In April, 1606, King James I. granted by charter to two companies the continent of North America, from the thirty-fourth to the forty-fifth degree of latitude, all of which was then called Virginia. This territory was to be divided into nearly equal portions, the London Company taking the southern portion, and the Plymouth Company the northern. Sir John Popham, Lord Chief Justice of England, was the principal patron of the North Virginia scheme. Colonies were sent out by both these companies about the same time. The South Virginia Colony arrived at Jamestown in April, 1607; and the North Virginia, or Popham Colony, at the mouth of the Kennebec in August of the same year. The Southern Colony, after many vicissitudes, effected a permanent settlement; the Northern Colony made a sudden and complete failure.

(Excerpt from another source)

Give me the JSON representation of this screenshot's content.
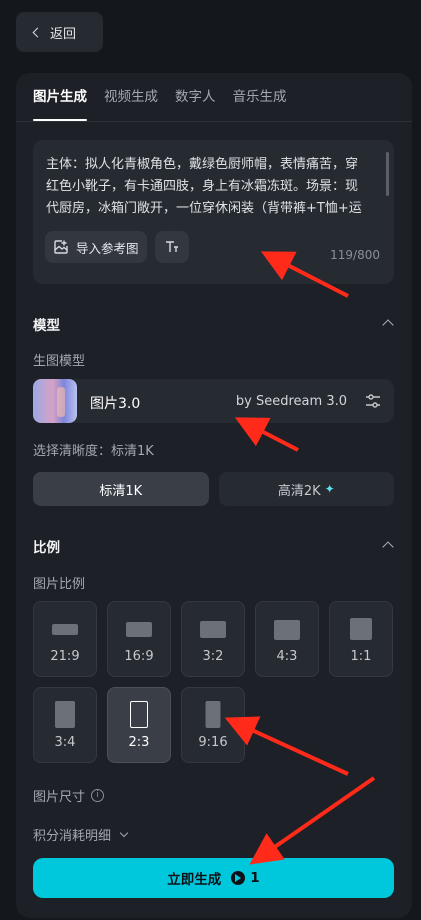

The latter company consisted of about one hundred and twenty persons, under the command of George Popham, brother of the Chief Justice. They landed near the site of the modern Fort Popham. Here they built a fort, rude dwellings, and a storehouse. On the 15th of December one of the vessels which brought them over set sail for England, and seventy-five of the colonists took this first opportunity that presented itself to abandon the enterprise and go back to their native country. The forty-five persons who were left behind spent a wretched winter, quarrelled with the Indians, lost their storehouse by fire, and, when the vessel returned in the spring with provisions, they also deserted the spot. "And this," says the chronicler who has given the fullest account of the matter, "was the end of that northerne colony uppon the river Sachadehoc [Kennebec]."

These, in brief, are the main facts respecting the enterprise which

are not disputed. There are questions connected with these facts on which there is a difference of opinion, and the discussion of these constitutes what is called "The Popham Controversy." Among these questions are the following.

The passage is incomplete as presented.